Se dovessi definire Roberto in una sola parola direi che è stato un uomo coraggioso, perciò grazie Roberto Mancini per aver auto coraggio e aver reso giustizia, non solo nella “terra dei fuochi” ma anche a molte persone.
Verrai sempre ricordato per questo.

 

Premio Mancini:

3° PREMIO ex aequo Sollaku Melisa

Istituto di Istruzione Superiore Statale “Camillo Golgi” – Brescia 

3°ex aequo Ratti Jennifer Verena

Istituto Tecnico Commerciale Statale “Abba Ballini” – Brescia

Buono Libreria Feltrinelli € 75,00

motivazione:

Le studentesse hanno espresso con fine partecipazione emotiva, in modalità diverse ma medesimo intento, il grande messaggio della storia della vita a della morte di un poliziotto che ha fatto della propria storia professionale una storia sociale.

Rilevano le particolari attenzioni dedicate alla vedova signora Mancini ed alla figlia quali “donne – coraggio” che non si sono arrese e non si arrendono al male avendo raccolto il testimone del marito e del padre che invece vorrebbero ancora qui ed in prima fila.

In dettaglio:

Jennifer ci parla di Roberto Mancini e della sua storia: il business dei rifiuti, la malattia dei bambini della terra dei fuochi, la sua lotta, il suo sacrificio in nome della legalità e per un mondo migliore e termina con la bellissima frase di Mancini stesso.

Il suo testamento: “Noi siamo pagati per garantire i diritti, per migliorare, nel nostro piccolo, il mondo che ci circonda, la vita delle persone”

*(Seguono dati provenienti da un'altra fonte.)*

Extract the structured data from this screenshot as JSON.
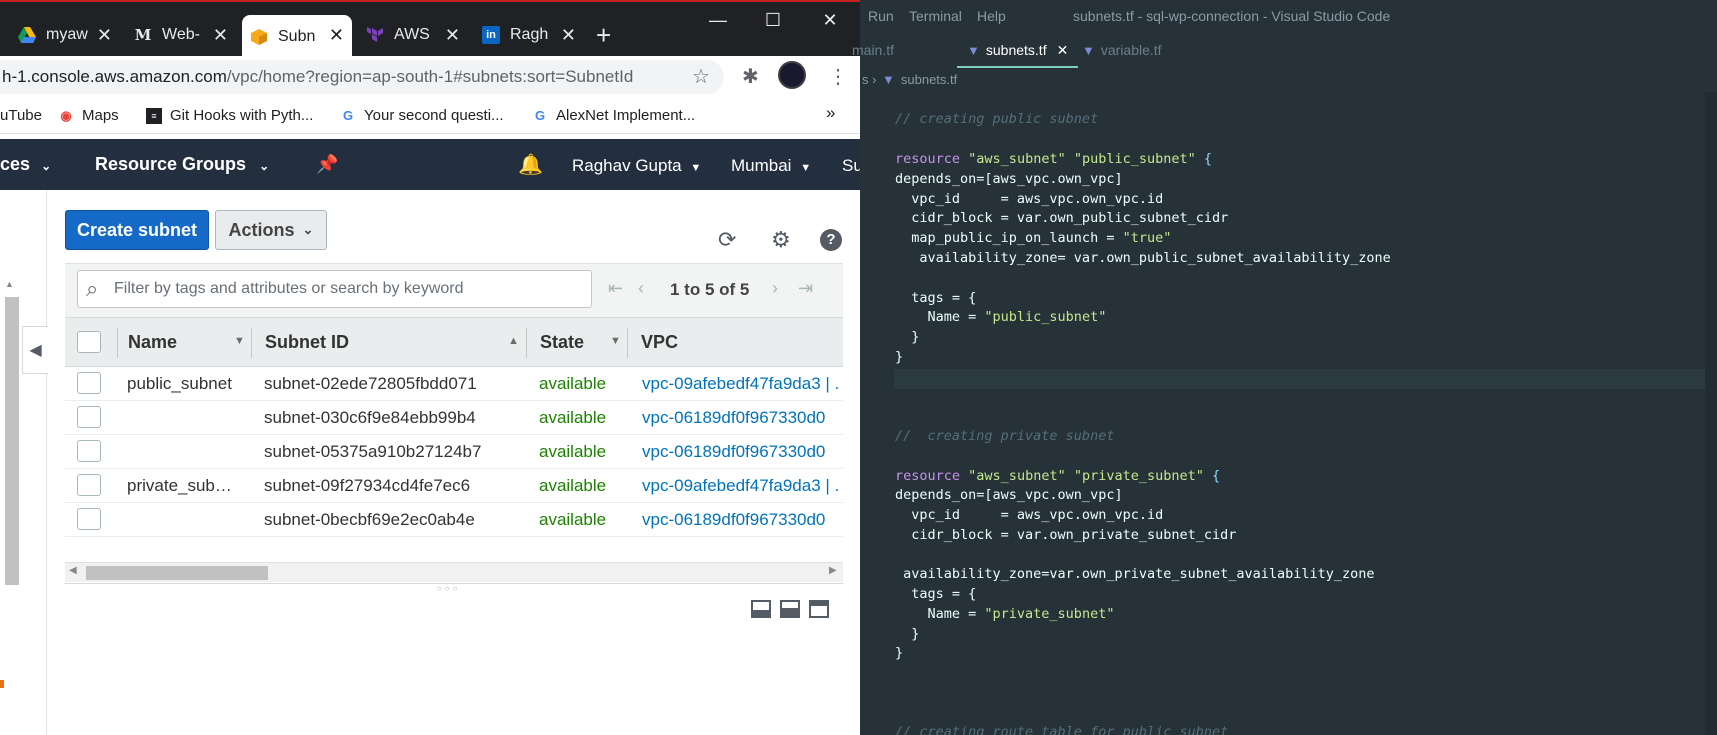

Mentre nel testo di Melisa, c’è tutto il dramma interiore di un uomo che sa a quale rinuncia andrà incontro: una vita serena con la famiglia.

Melisa fa anche un salto temporale e ritroviamo un Mancini ragazzo, liceale ribelle e rivoluzionario, per poi riportarlo a noi nelle vesti di un uomo maturo e umanissimo, ma sempre pronto alla lotta fino al sacrificio, sostenuto fino alla fine dalla moglie e dalla figlia amatissime.